2023年3月10日金曜日

古典音楽協会70周年

 先日古典音楽協会の70周年記念定期の第一回目の演奏会が行われた。たくさんの方たちが聞いてくださって、会場は温かい拍手に包まれた。

今年の秋の定期演奏会が第二回目、これでコンサートマスターの角道さんが引退される。そして私もこれで古典音楽協会での演奏に対しては最後になる。視力が弱って楽譜がよく見えないのが非常に辛くなってミスも増えてきたのがその理由。

合奏では弦楽器の同じパートは二人で一つの楽譜を見る。正面から見れば楽譜は自分の見やすい位置におけるけれど、二人で見ると相手の都合も考えてちょうど中央に来るように調整する。すると相手側にある楽譜は斜めから見ることになるので、大変見にくい。それでつまらないミスが出ることもある。長年お隣で弾かせていただいたコンサートマスターの角道さんは私に対して好きな位置に楽譜を持っていきなさいとおっしゃる。ご自身は暗譜しているからと。お見事!85歳にしてこの自信。

優しいメンバーに支えられ私もこれまでやってこられたけれど、次世代の若者が演奏する場所が少ないことを考えて引退するのが一番良いのではと思った。「古典」での演奏自体はやめるけれど他の形での協力は惜しまないし、新体制のファン第一号になりたいと思っている。

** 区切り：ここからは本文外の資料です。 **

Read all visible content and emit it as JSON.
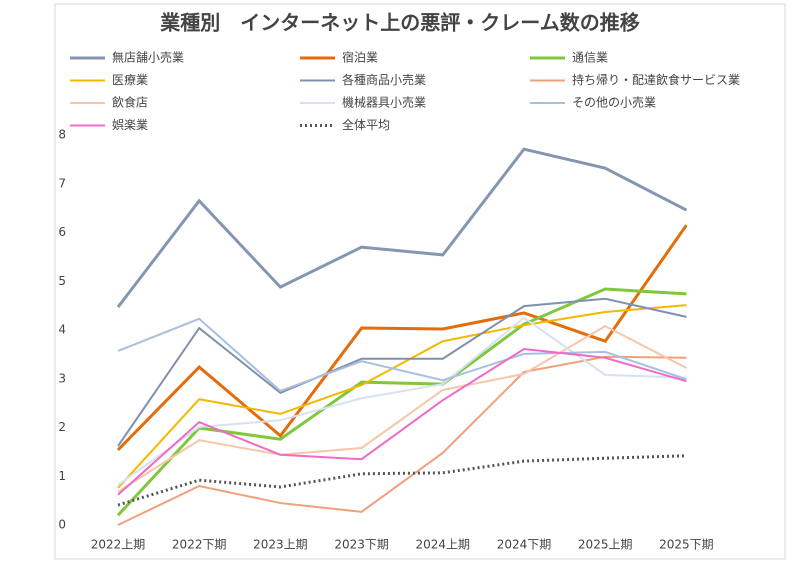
{
  "chart_data": {
    "type": "line",
    "title": "業種別　インターネット上の悪評・クレーム数の推移",
    "categories": [
      "2022上期",
      "2022下期",
      "2023上期",
      "2023下期",
      "2024上期",
      "2024下期",
      "2025上期",
      "2025下期"
    ],
    "series": [
      {
        "name": "無店舗小売業",
        "color": "#8496b0",
        "width": 3,
        "values": [
          4.47,
          6.65,
          4.88,
          5.7,
          5.54,
          7.71,
          7.32,
          6.46
        ]
      },
      {
        "name": "宿泊業",
        "color": "#e46c0a",
        "width": 3,
        "values": [
          1.54,
          3.24,
          1.83,
          4.04,
          4.02,
          4.35,
          3.77,
          6.15
        ]
      },
      {
        "name": "通信業",
        "color": "#7fc73b",
        "width": 3,
        "values": [
          0.2,
          1.99,
          1.76,
          2.93,
          2.89,
          4.12,
          4.84,
          4.74
        ]
      },
      {
        "name": "医療業",
        "color": "#f5b800",
        "width": 2,
        "values": [
          0.76,
          2.58,
          2.28,
          2.87,
          3.77,
          4.1,
          4.37,
          4.51
        ]
      },
      {
        "name": "各種商品小売業",
        "color": "#8091ab",
        "width": 2,
        "values": [
          1.62,
          4.04,
          2.71,
          3.41,
          3.41,
          4.49,
          4.64,
          4.27
        ]
      },
      {
        "name": "持ち帰り・配達飲食サービス業",
        "color": "#f0a07a",
        "width": 2,
        "values": [
          0,
          0.8,
          0.45,
          0.27,
          1.48,
          3.14,
          3.45,
          3.43
        ]
      },
      {
        "name": "飲食店",
        "color": "#f6c6a8",
        "width": 2,
        "values": [
          0.68,
          1.74,
          1.44,
          1.58,
          2.77,
          3.1,
          4.08,
          3.22
        ]
      },
      {
        "name": "機械器具小売業",
        "color": "#d6e2f0",
        "width": 2,
        "values": [
          0.82,
          2.01,
          2.15,
          2.6,
          2.89,
          4.25,
          3.08,
          3.02
        ]
      },
      {
        "name": "その他の小売業",
        "color": "#a8bfe0",
        "width": 2,
        "values": [
          3.57,
          4.23,
          2.75,
          3.36,
          2.97,
          3.51,
          3.55,
          2.99
        ]
      },
      {
        "name": "娯楽業",
        "color": "#f06ac6",
        "width": 2,
        "values": [
          0.62,
          2.11,
          1.44,
          1.35,
          2.56,
          3.61,
          3.43,
          2.95
        ]
      },
      {
        "name": "全体平均",
        "color": "#555555",
        "width": 3,
        "dash": true,
        "values": [
          0.41,
          0.92,
          0.78,
          1.05,
          1.07,
          1.31,
          1.37,
          1.42
        ]
      }
    ],
    "ylim": [
      0,
      8
    ],
    "yticks": [
      0,
      1,
      2,
      3,
      4,
      5,
      6,
      7,
      8
    ]
  }
}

私がこの合奏団に参加したのはヴィオラのメンバーがひとり足りないというので当時のヴィオラのトップの伊藤正さんから誘われたのが始め。伊藤さんは大変真面目な方で本番はとても緊張するけれど隣が私なら緊張しないという?変な理由からだった。

私が一緒だとホッとするという人がよくいる。ヴァイオリンの古い友人も仕事場に行って私がいると安心するのよと言う。私は精神安定剤か!私は人間だあ、薬じゃないと叫びたなる。けれど友人達の信頼の証としてありがたく言葉をそのまま受け取っておこう。

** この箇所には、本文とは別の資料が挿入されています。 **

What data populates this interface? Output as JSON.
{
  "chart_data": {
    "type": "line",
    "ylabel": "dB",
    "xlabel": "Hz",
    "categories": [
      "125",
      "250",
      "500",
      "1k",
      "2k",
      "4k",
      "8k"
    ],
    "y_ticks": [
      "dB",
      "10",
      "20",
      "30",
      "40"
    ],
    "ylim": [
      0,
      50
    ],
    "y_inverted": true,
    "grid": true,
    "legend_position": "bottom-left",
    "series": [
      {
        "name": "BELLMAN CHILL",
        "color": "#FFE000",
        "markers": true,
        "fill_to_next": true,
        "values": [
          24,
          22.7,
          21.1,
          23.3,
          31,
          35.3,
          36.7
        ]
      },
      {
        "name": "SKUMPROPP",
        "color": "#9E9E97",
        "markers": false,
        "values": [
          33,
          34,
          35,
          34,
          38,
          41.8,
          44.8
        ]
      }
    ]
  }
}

先日コンサートが終わって楽屋にドサっとお祝いが届いた。これ誰の?と訊いたら私宛のものが多かった。え?私が引退するのは次の回なんです。ご遠慮したいと思ったけれど、お花のきれいなこと、お菓子の美味しそうなことでつい全部頂いてきてしまった。これで私はまた豚になる。

コロナ以来禁止されていたロビーでの面会が解禁となり大勢集まってくれた。音楽教室創立以来から今に至るまでの生徒たちも集まってくれて嬉しいけれど、次の秋の定期にはもうやめたものと思って誰も集まってくれなかったらどうしよう。まだ秋にも弾くのよ私は。やめたものと思うならいいけれど、死んだと思われかねない。まだ弾きますよ。独りでならまだ演奏予定ありですよ。クドクド言うけれど。

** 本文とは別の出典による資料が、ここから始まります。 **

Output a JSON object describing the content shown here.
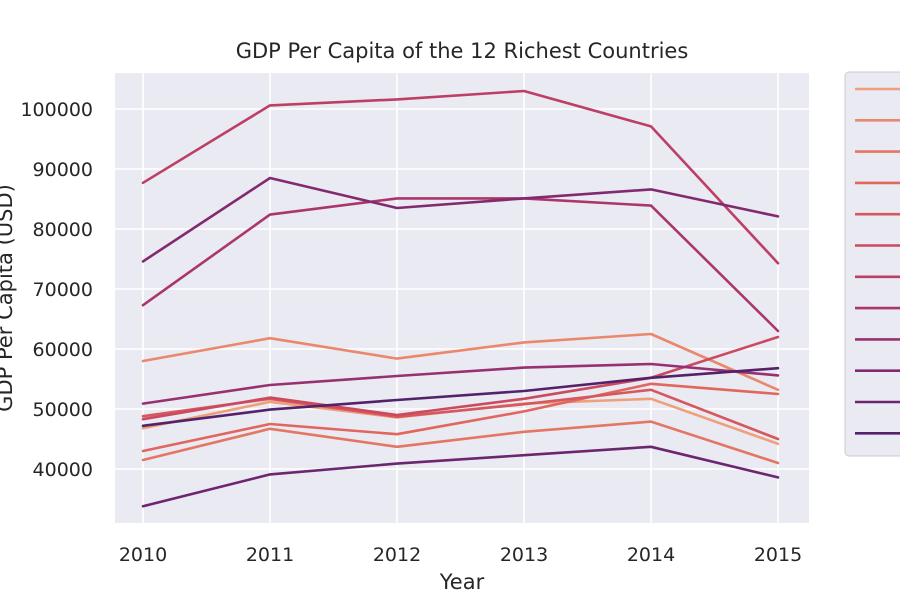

古典のメンバーは仲が良かった。物静かで品が良く他人の悪口は言わない。自己主張も控えめ。その中でガンガン主張する私は異端児だった。けれど暖かく仲間として迎えてくれた。活躍するチャンスもたくさん頂いた。そしてまさかこれほど長続きするとは思わなかった。

けれど新体制からはまさかの資金不足で青息吐息、こんな状態でさっさとやめてしまうのは無責任でなんとか資金確保に動きたいと思う。皆様が聞きに来てくださるのが希望の星なのです。どうぞ次世代古典音楽協会もよろしくお願いします。

次回は9月28日(木)午後7時開演 東京文化会館小ホールです。ご来聴お待ちしております。